As seguradoras marítimas reprecificam rapidamente o risco. Apólices para a região de Ormuz sobem várias casas decimais, encarecendo o frete e, por consequência, o preço final do barril. Ellender prevê que os prêmios de risco não voltam ao patamar anterior mesmo se o estreito for reaberto de forma sustentada. “As coisas não retornarão às condições anteriores à guerra”, diz. O efeito se espalha por toda a cadeia de transporte, de graneleiros a porta-contêineres, que passam a considerar rotas mais longas para evitar o gargalo.

Diplomacia frágil e horizonte de recuperação lento

Enquanto navios manobram para longe de Ormuz, a diplomacia tenta se aproximar em Islamabad. O Paquistão abriga a primeira rodada de conversas diretas entre Estados Unidos e Irã em décadas. As reuniões, porém, terminam sem acordo na semana passada. A capital paquistanesa se prepara para uma nova tentativa neste sábado, 25 de abril, sob um clima de segurança menos rígido que o da estreia, quando o vice-presidente americano JD Vance lidera a delegação de Washington.

Nos arredores do Hotel Serena, sede das conversas, rolos de arame farpado continuam estendidos, mas o movimento interno muda de tom. O hotel avisa hóspedes que precisam deixar os quartos por causa de um evento de governo e suspende reservas por tempo indeterminado. A substituição do time americano também chama atenção. Em vez de Vance, a Casa Branca envia o empresário Steve Witkoff e Jared Kushner, genro de Donald Trump e figura-chave em negociações no Oriente Médio no passado recente.

Do lado iraniano, o ministro das Relações Exteriores, Abbas Araghchi, tenta baixar as expectativas. Ele desembarca em Islamabad na sexta-feira, 24 de abril, mas nega que vá se reunir com autoridades americanas. Segundo sua versão, a visita se limita a encontros com representantes do governo paquistanês. Publicamente, Teerã repete que não aceita “exigências maximalistas” e insiste em um cessar-fogo que inclua o fim dos ataques contra seu território.

No mercado, a pergunta central não é mais se o estreito volta a operar, e sim como e por quanto tempo. Ellender estima que, mesmo em um cenário benigno, a normalização é lenta.
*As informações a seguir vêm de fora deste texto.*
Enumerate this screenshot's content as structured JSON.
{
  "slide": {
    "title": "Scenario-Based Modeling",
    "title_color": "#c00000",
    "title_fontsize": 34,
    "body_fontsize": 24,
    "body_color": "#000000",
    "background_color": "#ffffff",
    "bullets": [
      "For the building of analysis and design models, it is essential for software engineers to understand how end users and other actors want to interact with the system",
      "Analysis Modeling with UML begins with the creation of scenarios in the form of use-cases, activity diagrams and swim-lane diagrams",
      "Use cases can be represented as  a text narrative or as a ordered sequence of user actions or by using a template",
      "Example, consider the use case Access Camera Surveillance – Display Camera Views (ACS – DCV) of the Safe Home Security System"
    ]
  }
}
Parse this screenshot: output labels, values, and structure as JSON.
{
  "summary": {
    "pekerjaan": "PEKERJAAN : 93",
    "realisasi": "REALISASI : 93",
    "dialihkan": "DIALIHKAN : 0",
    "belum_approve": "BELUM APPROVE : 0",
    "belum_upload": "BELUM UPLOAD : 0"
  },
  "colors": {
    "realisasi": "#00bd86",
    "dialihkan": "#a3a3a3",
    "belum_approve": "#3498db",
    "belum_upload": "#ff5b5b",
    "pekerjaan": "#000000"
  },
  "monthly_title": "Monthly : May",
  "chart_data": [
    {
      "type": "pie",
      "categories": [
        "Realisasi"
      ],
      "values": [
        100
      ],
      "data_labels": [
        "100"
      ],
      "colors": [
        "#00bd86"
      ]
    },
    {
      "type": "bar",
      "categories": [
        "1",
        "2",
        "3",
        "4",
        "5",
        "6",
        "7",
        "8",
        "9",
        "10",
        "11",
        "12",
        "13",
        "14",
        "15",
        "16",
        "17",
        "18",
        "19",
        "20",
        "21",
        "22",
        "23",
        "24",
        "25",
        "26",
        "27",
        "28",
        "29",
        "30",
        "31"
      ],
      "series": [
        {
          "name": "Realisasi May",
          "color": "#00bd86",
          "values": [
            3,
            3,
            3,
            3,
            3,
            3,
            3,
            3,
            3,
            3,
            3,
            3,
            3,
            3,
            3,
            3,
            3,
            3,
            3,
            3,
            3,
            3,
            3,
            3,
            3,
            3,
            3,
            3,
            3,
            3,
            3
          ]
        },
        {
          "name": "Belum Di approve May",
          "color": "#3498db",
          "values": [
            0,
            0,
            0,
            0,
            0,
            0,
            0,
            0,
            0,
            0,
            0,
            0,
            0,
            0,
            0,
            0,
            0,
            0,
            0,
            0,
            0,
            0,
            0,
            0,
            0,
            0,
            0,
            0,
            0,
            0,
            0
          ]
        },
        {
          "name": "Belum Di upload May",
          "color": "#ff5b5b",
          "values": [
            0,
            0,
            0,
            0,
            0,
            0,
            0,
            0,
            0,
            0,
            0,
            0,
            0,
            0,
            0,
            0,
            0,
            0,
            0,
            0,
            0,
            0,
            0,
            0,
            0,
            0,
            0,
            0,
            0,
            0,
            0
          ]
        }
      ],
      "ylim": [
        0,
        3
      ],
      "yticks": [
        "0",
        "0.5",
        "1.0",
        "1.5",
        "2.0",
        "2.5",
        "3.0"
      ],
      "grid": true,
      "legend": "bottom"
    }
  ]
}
No primeiro mês após uma eventual reabertura estável, apenas cerca de 25% do fluxo normal retorna. Depois disso, começa o que ele chama de fase de “observação e espera”, com recuperação para algo entre 30% e 50% do volume pré-guerra. Só após mais seis semanas, sem novos ataques ou incidentes, teria início uma etapa de normalização mais robusta.
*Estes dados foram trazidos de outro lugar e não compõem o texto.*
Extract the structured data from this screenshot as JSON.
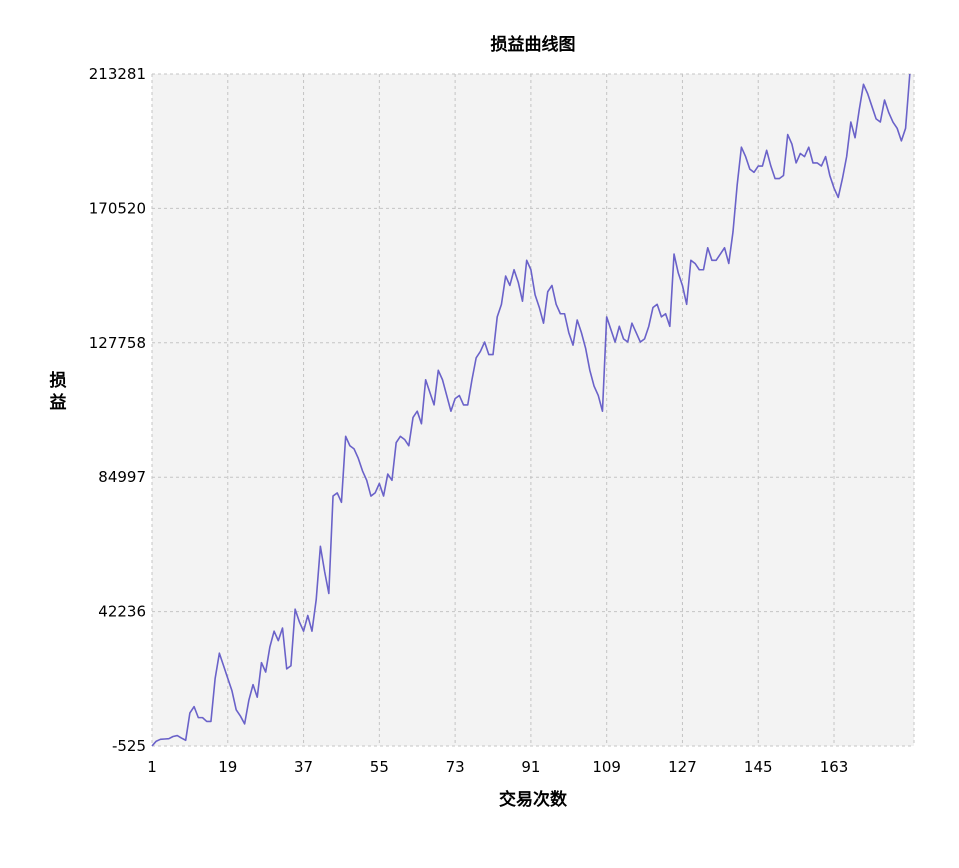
{
  "chart_data": {
    "type": "line",
    "title": "损益曲线图",
    "xlabel": "交易次数",
    "ylabel": "损益",
    "xlim": [
      1,
      182
    ],
    "ylim": [
      -525,
      213281
    ],
    "x_ticks": [
      1,
      19,
      37,
      55,
      73,
      91,
      109,
      127,
      145,
      163
    ],
    "y_ticks": [
      -525,
      42236,
      84997,
      127758,
      170520,
      213281
    ],
    "grid": true,
    "legend": "none",
    "series": [
      {
        "color": "#6a62c9",
        "values": [
          -525,
          1000,
          1600,
          1700,
          1800,
          2500,
          2800,
          2000,
          1300,
          10000,
          12000,
          8500,
          8500,
          7300,
          7300,
          21000,
          29000,
          25000,
          21000,
          17000,
          11000,
          9000,
          6500,
          14000,
          19000,
          15000,
          26000,
          23000,
          31000,
          36000,
          33000,
          37000,
          24000,
          25000,
          43000,
          39000,
          36000,
          41000,
          36000,
          46000,
          63000,
          55000,
          48000,
          79000,
          80000,
          77000,
          98000,
          95000,
          94000,
          91000,
          87000,
          84000,
          79000,
          80000,
          83000,
          79000,
          86000,
          84000,
          96000,
          98000,
          97000,
          95000,
          104000,
          106000,
          102000,
          116000,
          112000,
          108000,
          119000,
          116000,
          111000,
          106000,
          110000,
          111000,
          108000,
          108000,
          116000,
          123000,
          125000,
          128000,
          124000,
          124000,
          136000,
          140000,
          149000,
          146000,
          151000,
          147000,
          141000,
          154000,
          151000,
          143000,
          139000,
          134000,
          144000,
          146000,
          140000,
          137000,
          137000,
          131000,
          127000,
          135000,
          131000,
          126000,
          119000,
          114000,
          111000,
          106000,
          136000,
          132000,
          128000,
          133000,
          129000,
          128000,
          134000,
          131000,
          128000,
          129000,
          133000,
          139000,
          140000,
          136000,
          137000,
          133000,
          156000,
          150000,
          146000,
          140000,
          154000,
          153000,
          151000,
          151000,
          158000,
          154000,
          154000,
          156000,
          158000,
          153000,
          163000,
          178000,
          190000,
          187000,
          183000,
          182000,
          184000,
          184000,
          189000,
          184000,
          180000,
          180000,
          181000,
          194000,
          191000,
          185000,
          188000,
          187000,
          190000,
          185000,
          185000,
          184000,
          187000,
          181000,
          177000,
          174000,
          180000,
          187000,
          198000,
          193000,
          202000,
          210000,
          207000,
          203000,
          199000,
          198000,
          205000,
          201000,
          198000,
          196000,
          192000,
          196000,
          213281
        ]
      }
    ]
  }
}
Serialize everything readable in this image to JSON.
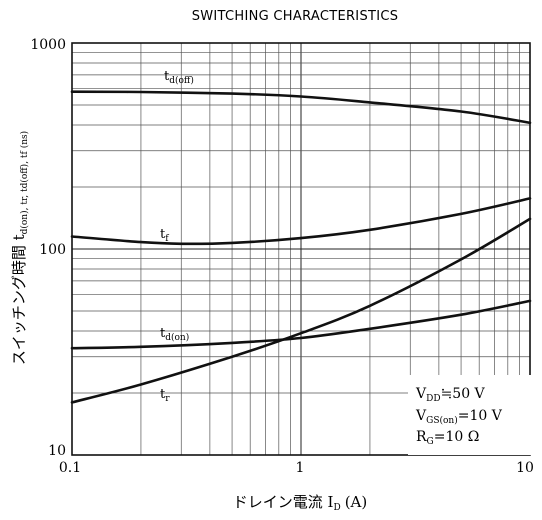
{
  "chart_data": {
    "type": "line",
    "title": "SWITCHING CHARACTERISTICS",
    "xlabel": "ドレイン電流 I",
    "xlabel_sub": "D",
    "xlabel_unit": "(A)",
    "ylabel": "スイッチング時間 t",
    "ylabel_rest": "d(on), tr, td(off), tf (ns)",
    "x_scale": "log",
    "y_scale": "log",
    "xlim": [
      0.1,
      10
    ],
    "ylim": [
      10,
      1000
    ],
    "grid": true,
    "x_ticks": [
      "0.1",
      "1",
      "10"
    ],
    "y_ticks": [
      "10",
      "100",
      "1000"
    ],
    "series": [
      {
        "name": "t",
        "sub": "d(off)",
        "x": [
          0.1,
          0.2,
          0.5,
          1,
          2,
          5,
          10
        ],
        "y": [
          580,
          578,
          568,
          550,
          515,
          465,
          410
        ]
      },
      {
        "name": "t",
        "sub": "f",
        "x": [
          0.1,
          0.2,
          0.3,
          0.5,
          1,
          2,
          5,
          10
        ],
        "y": [
          115,
          108,
          106,
          107,
          113,
          124,
          148,
          176
        ]
      },
      {
        "name": "t",
        "sub": "d(on)",
        "x": [
          0.1,
          0.2,
          0.5,
          1,
          2,
          5,
          10
        ],
        "y": [
          33,
          33.5,
          35,
          37,
          41,
          48,
          56
        ]
      },
      {
        "name": "t",
        "sub": "r",
        "x": [
          0.1,
          0.2,
          0.5,
          1,
          2,
          5,
          10
        ],
        "y": [
          18,
          22,
          30,
          39,
          53,
          89,
          140
        ]
      }
    ],
    "conditions": [
      {
        "main": "V",
        "sub": "DD",
        "rest": "≒50 V"
      },
      {
        "main": "V",
        "sub": "GS(on)",
        "rest": "=10 V"
      },
      {
        "main": "R",
        "sub": "G",
        "rest": "=10 Ω"
      }
    ]
  }
}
Mesmo nesse cenário otimista, a região sai diferente. Países do Golfo aceleram projetos para reduzir a dependência de Ormuz, com oleodutos atravessando o deserto e portos alternativos fora do estreito. Governos discutem ampliar terminais em águas mais seguras para contêineres e derivados, numa tentativa de redesenhar o mapa da logística de energia. “Tendo visto os eventos das últimas semanas, eles definitivamente investirão nisso”, afirma Ellender.

O estreito volta a ser o centro de uma crise que mistura tanques, navios e mesas de negociação. Cada dia de bloqueio alimenta a percepção de que a normalidade de antes não retorna tão cedo. Consumidores, produtores e governos olham para Ormuz não apenas como um ponto de tensão atual, mas como um teste de estresse para o sistema energético global. O desfecho das conversas em Islamabad indica o próximo capítulo, mas a pergunta que fica, no mercado e nas capitais, é se ainda é possível falar em “normal” quando uma artéria tão estratégica permanece sob ameaça constante.